Entropy published “A Refuge for Jae-in Doe: Fugues in the Key of English Major” by Seo-Young Chu.
Read it and see how she knocks it out of the park.
It’s a cycle of poems as well as an essay in prose and verse. It’s an assemblage as well as a compelling narrative. The opening section has one of the best narrations of a dissociation episode.
Her story indicts every institution, Stanford but also the entire Western Canon as irredeemably patriarchal and misogynist in its values. At the same time as she condemns, she shows her mastery of the old forms: villanelle, sonnet, ballad, etc.
The fragments weave together the themes of trauma, imperialism, diaspora, language.

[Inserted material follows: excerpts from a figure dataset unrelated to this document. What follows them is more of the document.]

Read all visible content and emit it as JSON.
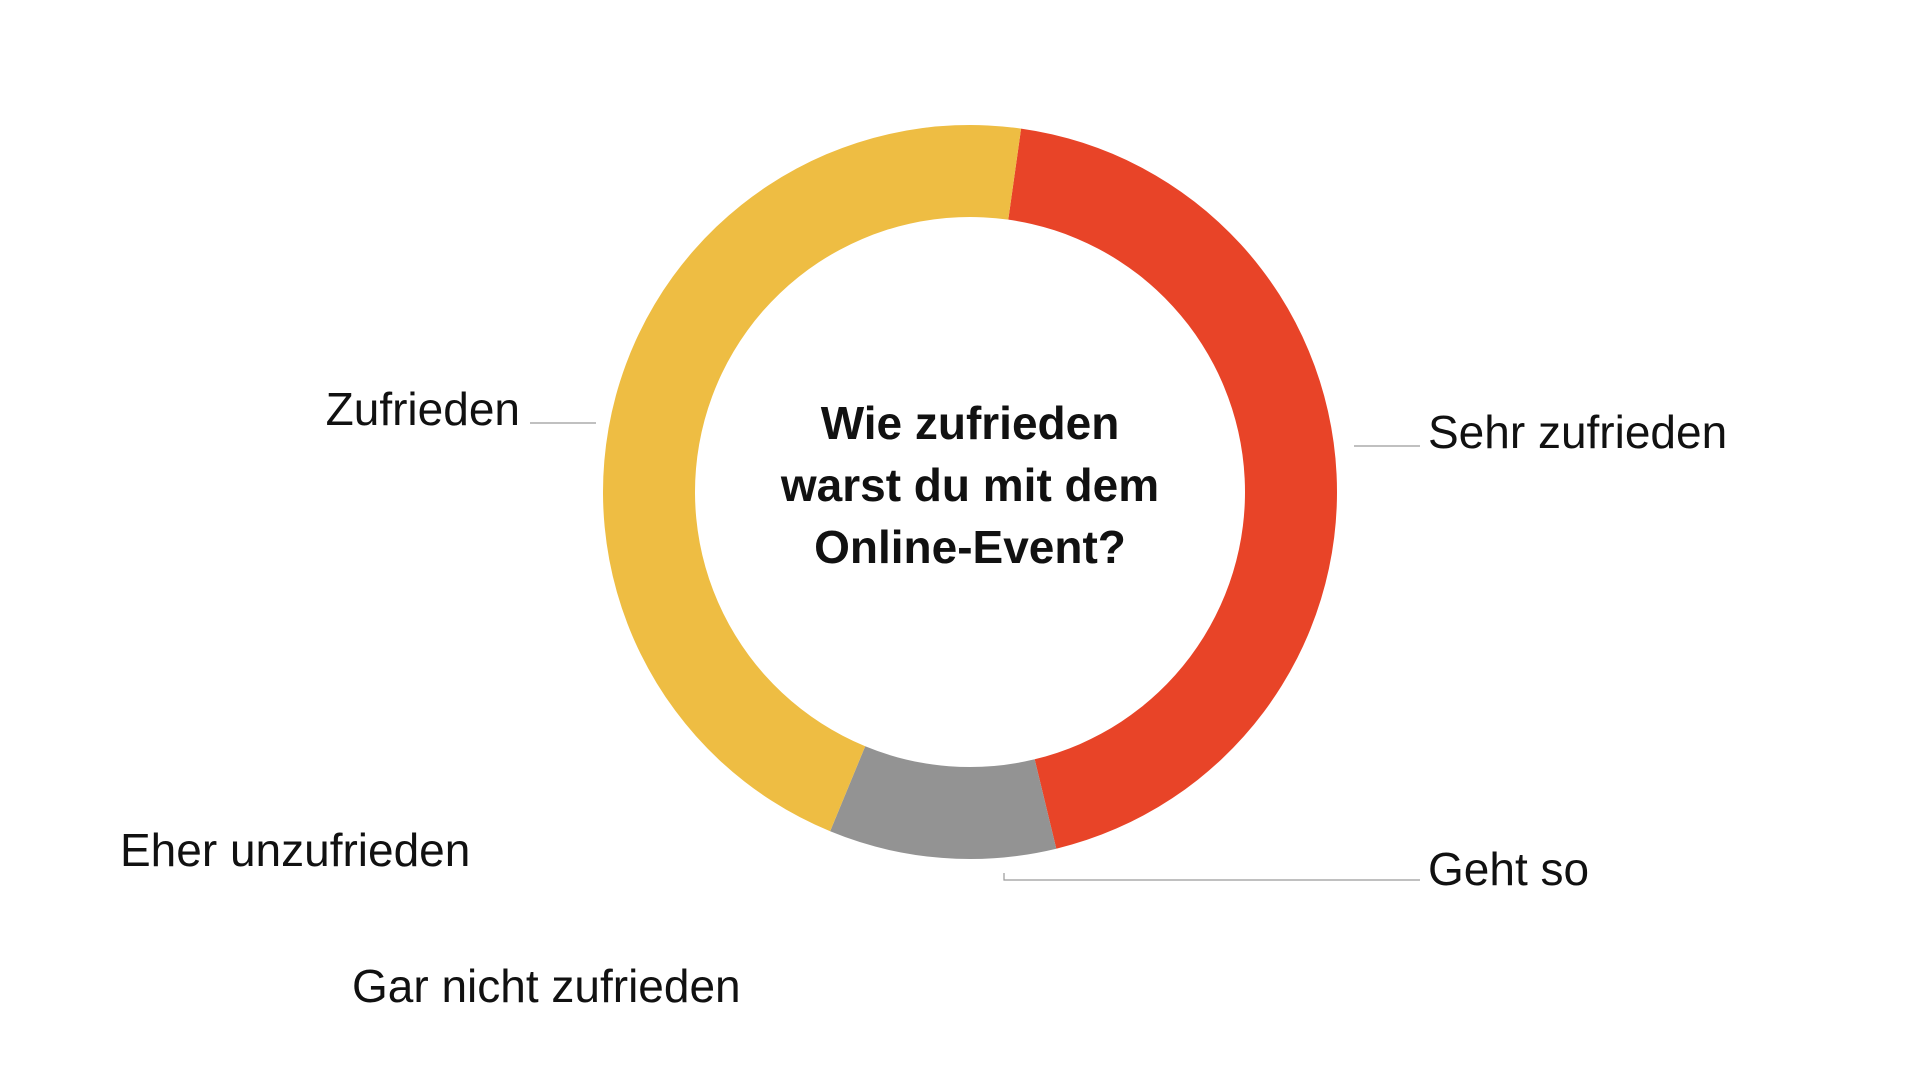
{
  "chart_data": {
    "type": "pie",
    "variant": "donut",
    "center_text": [
      "Wie zufrieden",
      "warst du mit dem",
      "Online-Event?"
    ],
    "slices": [
      {
        "label": "Sehr zufrieden",
        "value": 44,
        "color": "#e84428"
      },
      {
        "label": "Geht so",
        "value": 10,
        "color": "#939393"
      },
      {
        "label": "Gar nicht zufrieden",
        "value": 0,
        "color": "#5b5b5b"
      },
      {
        "label": "Eher unzufrieden",
        "value": 0,
        "color": "#b0b0b0"
      },
      {
        "label": "Zufrieden",
        "value": 46,
        "color": "#eebd43"
      }
    ]
  }
}
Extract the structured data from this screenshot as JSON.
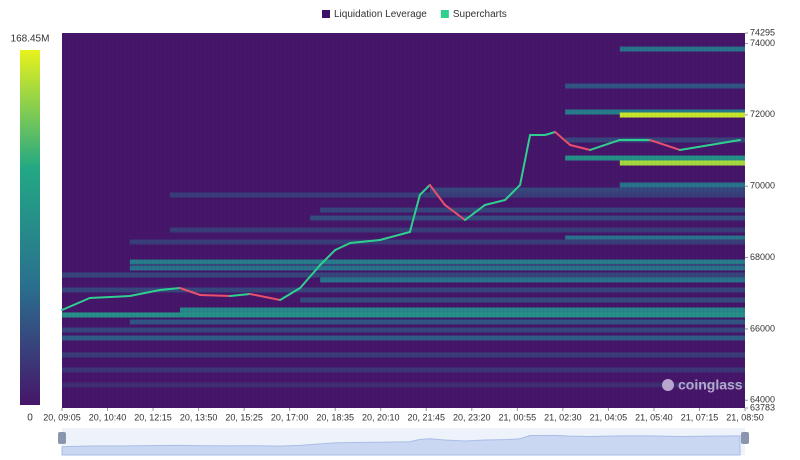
{
  "chart_data": {
    "type": "heatmap",
    "legend": [
      {
        "name": "Liquidation Leverage",
        "color": "#3d1163"
      },
      {
        "name": "Supercharts",
        "color": "#2fd08f"
      }
    ],
    "watermark": "coinglass",
    "background": "#46166a",
    "colorscale": [
      "#46166a",
      "#2a6f8e",
      "#22a884",
      "#e8f21c"
    ],
    "clim": [
      0,
      {
        "value": 168450000,
        "label": "168.45M"
      }
    ],
    "xlim": [
      0,
      15
    ],
    "xticks": [
      {
        "value": 0,
        "label": "20, 09:05"
      },
      {
        "value": 1,
        "label": "20, 10:40"
      },
      {
        "value": 2,
        "label": "20, 12:15"
      },
      {
        "value": 3,
        "label": "20, 13:50"
      },
      {
        "value": 4,
        "label": "20, 15:25"
      },
      {
        "value": 5,
        "label": "20, 17:00"
      },
      {
        "value": 6,
        "label": "20, 18:35"
      },
      {
        "value": 7,
        "label": "20, 20:10"
      },
      {
        "value": 8,
        "label": "20, 21:45"
      },
      {
        "value": 9,
        "label": "20, 23:20"
      },
      {
        "value": 10,
        "label": "21, 00:55"
      },
      {
        "value": 11,
        "label": "21, 02:30"
      },
      {
        "value": 12,
        "label": "21, 04:05"
      },
      {
        "value": 13,
        "label": "21, 05:40"
      },
      {
        "value": 14,
        "label": "21, 07:15"
      },
      {
        "value": 15,
        "label": "21, 08:50"
      }
    ],
    "ylim": [
      63783,
      74295
    ],
    "yticks": [
      63783,
      64000,
      66000,
      68000,
      70000,
      72000,
      74000,
      74295
    ],
    "bands": {
      "prices": [
        73846,
        72810,
        72080,
        71996,
        71296,
        70791,
        70651,
        70035,
        69894,
        69753,
        69333,
        69109,
        68773,
        68549,
        68437,
        67876,
        67708,
        67512,
        67372,
        67092,
        66811,
        66531,
        66391,
        66194,
        65970,
        65746,
        65270,
        64850,
        64430
      ],
      "starts": [
        12.25,
        11.05,
        11.05,
        12.25,
        11.05,
        11.05,
        12.25,
        12.25,
        8.08,
        2.37,
        5.67,
        5.45,
        2.37,
        11.05,
        1.49,
        1.49,
        1.49,
        0,
        5.67,
        0,
        5.23,
        2.59,
        0,
        1.49,
        0,
        0,
        0,
        0,
        0
      ],
      "values": [
        60000000,
        40000000,
        70000000,
        160000000,
        30000000,
        90000000,
        150000000,
        60000000,
        30000000,
        25000000,
        30000000,
        35000000,
        25000000,
        60000000,
        25000000,
        70000000,
        60000000,
        30000000,
        60000000,
        30000000,
        35000000,
        80000000,
        90000000,
        40000000,
        30000000,
        45000000,
        25000000,
        20000000,
        15000000
      ]
    },
    "price": {
      "up_color": "#2fd08f",
      "down_color": "#e8506d",
      "x": [
        0,
        0.61,
        1.49,
        2.15,
        2.59,
        3.03,
        3.69,
        4.13,
        4.79,
        5.23,
        5.67,
        6.0,
        6.33,
        6.98,
        7.64,
        7.86,
        8.08,
        8.41,
        8.85,
        9.29,
        9.73,
        10.06,
        10.28,
        10.61,
        10.83,
        11.16,
        11.6,
        12.25,
        12.91,
        13.57,
        14.23,
        14.89
      ],
      "values": [
        66530,
        66867,
        66923,
        67090,
        67147,
        66951,
        66923,
        66979,
        66811,
        67147,
        67792,
        68212,
        68409,
        68493,
        68717,
        69758,
        70035,
        69474,
        69053,
        69474,
        69614,
        70035,
        71436,
        71436,
        71520,
        71156,
        71016,
        71296,
        71296,
        71016,
        71156,
        71296
      ]
    }
  }
}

Let no one say a commitment to formalism impedes important social messages.
Let no one say college campuses are places of refuge for Leftists and progressives. That has never been true. Fascists do not “invade” these places; they are already inside, as student front groups for the Right and in the administration.
The originality of this piece as I read it is in staging the ambiguous position of the speaker as a woman who condemns and curates the literary canon in the same breath. The piece’s aesthetic refuge highlights this ambiguous task, which to me is utterly contemporary. The simple dualism of modern high culture and degraded mass entertainment is a thing of the past. Culture and intellectualism in general no longer work as status symbols and under late capitalism can be discarded by the elites. Meanwhile campuses function as they always have: rape factories against women, who relive the insult and trauma with every student loan payment.
The evidence mounts every day that the diseases of rape culture and violent white supremacy in this country can’t be cured except by cultural revolution. The speaker’s rapist, Jay Fliegelman, enjoyed prestige even after his “punishment,” proving, as if we need it, that in patriarchy, the educators are the first ones who need to be re-educated.